At that point the helicopters appeared, rising up from the valley floor before them. Jennifer turned to them, her hands raised in surrender. Then she saw the markings on the choppers. Americans. The Marines. They weren’t being captured, they were being rescued. She could scarcely believe the good luck, and stood mute for a moment. Then her training took over, and she broke into action, waving her arms, and pointing to the dogs rapidly closing in on them.

“Don’t worry, ma’am, we’ve got ’em,” said the Master Sergeant over the loudspeaker. He pointed to one of his men, who sprayed an ark of bullets from the mounted M240G machine gun, bolted to the helicopter floor, into the dogs. One was killed instantly, and the rest, either wounded or terrorized, turned tail and ran yelping back toward their masters. The M240G kept the pursuers at bay as the lead Super Stallion came to rest beside Richard’s limp body.

“It’s the Hoover Dam!” yelled Jennifer, struggling to be heard over the roar of the helicopters. “The Hoover Dam! The terrorists are going to destroy the Hoover Dam! That’s the sixth message!”

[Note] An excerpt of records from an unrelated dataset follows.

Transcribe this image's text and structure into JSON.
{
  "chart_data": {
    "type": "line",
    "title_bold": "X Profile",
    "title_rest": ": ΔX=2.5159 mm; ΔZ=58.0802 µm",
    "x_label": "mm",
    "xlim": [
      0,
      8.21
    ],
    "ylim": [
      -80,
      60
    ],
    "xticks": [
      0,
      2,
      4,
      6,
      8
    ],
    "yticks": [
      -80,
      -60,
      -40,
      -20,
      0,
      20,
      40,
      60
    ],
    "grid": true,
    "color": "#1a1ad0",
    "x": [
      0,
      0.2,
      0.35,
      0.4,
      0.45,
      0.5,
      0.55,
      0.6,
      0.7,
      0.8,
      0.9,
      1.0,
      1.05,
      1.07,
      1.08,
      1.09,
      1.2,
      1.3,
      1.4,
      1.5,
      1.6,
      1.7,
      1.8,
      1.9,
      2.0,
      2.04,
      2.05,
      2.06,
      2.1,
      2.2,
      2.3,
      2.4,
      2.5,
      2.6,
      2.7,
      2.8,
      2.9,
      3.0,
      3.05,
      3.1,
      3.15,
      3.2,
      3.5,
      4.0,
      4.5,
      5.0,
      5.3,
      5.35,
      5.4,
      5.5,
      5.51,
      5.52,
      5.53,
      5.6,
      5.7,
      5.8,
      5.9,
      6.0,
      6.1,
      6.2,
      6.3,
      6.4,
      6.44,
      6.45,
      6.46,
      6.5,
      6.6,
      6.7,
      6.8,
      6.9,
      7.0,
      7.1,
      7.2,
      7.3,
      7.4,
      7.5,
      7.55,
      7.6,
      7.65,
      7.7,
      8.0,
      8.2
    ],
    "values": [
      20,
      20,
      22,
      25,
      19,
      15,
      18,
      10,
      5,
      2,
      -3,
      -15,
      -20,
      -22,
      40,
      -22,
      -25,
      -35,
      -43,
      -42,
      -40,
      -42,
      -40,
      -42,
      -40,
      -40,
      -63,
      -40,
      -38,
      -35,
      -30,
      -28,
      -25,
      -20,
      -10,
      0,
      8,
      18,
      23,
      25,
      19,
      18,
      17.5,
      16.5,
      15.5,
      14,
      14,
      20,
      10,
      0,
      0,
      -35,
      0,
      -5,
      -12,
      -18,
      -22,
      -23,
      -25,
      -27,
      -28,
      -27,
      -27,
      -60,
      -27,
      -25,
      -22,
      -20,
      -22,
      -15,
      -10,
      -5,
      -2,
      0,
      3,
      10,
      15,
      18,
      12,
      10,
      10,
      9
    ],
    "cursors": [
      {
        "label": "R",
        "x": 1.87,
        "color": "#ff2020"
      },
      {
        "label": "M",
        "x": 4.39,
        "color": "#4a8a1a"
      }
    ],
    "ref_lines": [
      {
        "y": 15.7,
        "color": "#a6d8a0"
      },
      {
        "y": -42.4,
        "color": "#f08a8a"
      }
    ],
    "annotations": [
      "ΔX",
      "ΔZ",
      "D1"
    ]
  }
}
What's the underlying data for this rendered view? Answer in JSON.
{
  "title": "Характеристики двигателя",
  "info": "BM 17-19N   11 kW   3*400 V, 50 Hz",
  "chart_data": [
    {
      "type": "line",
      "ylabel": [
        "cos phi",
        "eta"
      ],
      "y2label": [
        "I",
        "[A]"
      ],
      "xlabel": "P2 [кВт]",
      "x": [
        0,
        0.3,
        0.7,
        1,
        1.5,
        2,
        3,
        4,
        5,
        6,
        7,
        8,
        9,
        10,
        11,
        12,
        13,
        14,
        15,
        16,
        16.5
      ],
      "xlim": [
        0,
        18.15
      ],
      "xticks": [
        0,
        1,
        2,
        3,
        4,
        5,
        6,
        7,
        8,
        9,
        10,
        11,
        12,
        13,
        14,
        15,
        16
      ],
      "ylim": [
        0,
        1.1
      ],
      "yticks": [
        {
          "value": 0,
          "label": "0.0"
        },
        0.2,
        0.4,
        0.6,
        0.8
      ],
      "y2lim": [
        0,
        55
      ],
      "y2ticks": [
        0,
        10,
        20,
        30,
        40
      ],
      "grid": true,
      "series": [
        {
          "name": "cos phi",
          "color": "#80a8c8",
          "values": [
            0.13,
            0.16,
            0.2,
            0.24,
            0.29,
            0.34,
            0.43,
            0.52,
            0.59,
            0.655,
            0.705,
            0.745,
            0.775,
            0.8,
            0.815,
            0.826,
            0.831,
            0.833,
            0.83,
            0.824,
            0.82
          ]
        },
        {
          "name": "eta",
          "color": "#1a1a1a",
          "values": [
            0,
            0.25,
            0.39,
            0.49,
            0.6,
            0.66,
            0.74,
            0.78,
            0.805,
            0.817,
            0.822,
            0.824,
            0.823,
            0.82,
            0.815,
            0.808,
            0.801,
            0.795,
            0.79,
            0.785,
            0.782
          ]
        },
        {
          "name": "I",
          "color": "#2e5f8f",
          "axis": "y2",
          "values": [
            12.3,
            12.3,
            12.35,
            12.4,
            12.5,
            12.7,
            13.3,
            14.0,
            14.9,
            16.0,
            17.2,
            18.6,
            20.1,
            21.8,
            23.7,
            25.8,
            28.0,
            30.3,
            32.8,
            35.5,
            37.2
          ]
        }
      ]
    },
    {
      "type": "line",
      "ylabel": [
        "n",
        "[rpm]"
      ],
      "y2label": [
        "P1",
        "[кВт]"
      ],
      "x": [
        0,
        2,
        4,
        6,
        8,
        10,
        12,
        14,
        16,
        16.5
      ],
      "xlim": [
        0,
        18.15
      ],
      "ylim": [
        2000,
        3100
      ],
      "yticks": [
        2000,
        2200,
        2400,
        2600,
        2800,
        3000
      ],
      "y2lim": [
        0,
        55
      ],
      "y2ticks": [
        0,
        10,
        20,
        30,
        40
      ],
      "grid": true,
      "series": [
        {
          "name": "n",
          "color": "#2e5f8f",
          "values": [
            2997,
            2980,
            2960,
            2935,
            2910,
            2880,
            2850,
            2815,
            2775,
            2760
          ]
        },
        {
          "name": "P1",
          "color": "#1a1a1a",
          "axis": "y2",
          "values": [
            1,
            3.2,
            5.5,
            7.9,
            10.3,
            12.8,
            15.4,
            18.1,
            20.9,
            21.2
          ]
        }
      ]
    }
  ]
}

The officer was on the radio immediately, hooked by satellite to the Embassy at Islamabad. “Terrorists are going to blow the Hoover Dam,” he said, once he had a connection. “Let the Pentagon know.”

52

Once this information was out, it didn’t take long for it to be passed down the line. Islamabad called someone at the Pentagon, who called the Joint Chiefs of Staff, Langley, and the White House. From there the message went through offices like a row of stacked dominoes. It bounced down the chain of command of each arm of the military with lighting speed. The Intelligence Community knew almost immediately, as the message was beamed along at the speed of light, by fiber optic cable, laser, satellite, and telephone, by email, voicemail, and Blackberry and Treo message, from one department to the next. Within five minutes of Jennifer telling the Master Sergeant, most of the military higher-ups knew. The contingent of troops already patrolling the Hoover Dam was profoundly reinforced. Additional armaments, men, and material were moved from nearby Nellis, and the various bases in California. The President met with his National Security Advisor. The Southwestern states were brought under martial law within ten minutes of Jennifer’s announcement.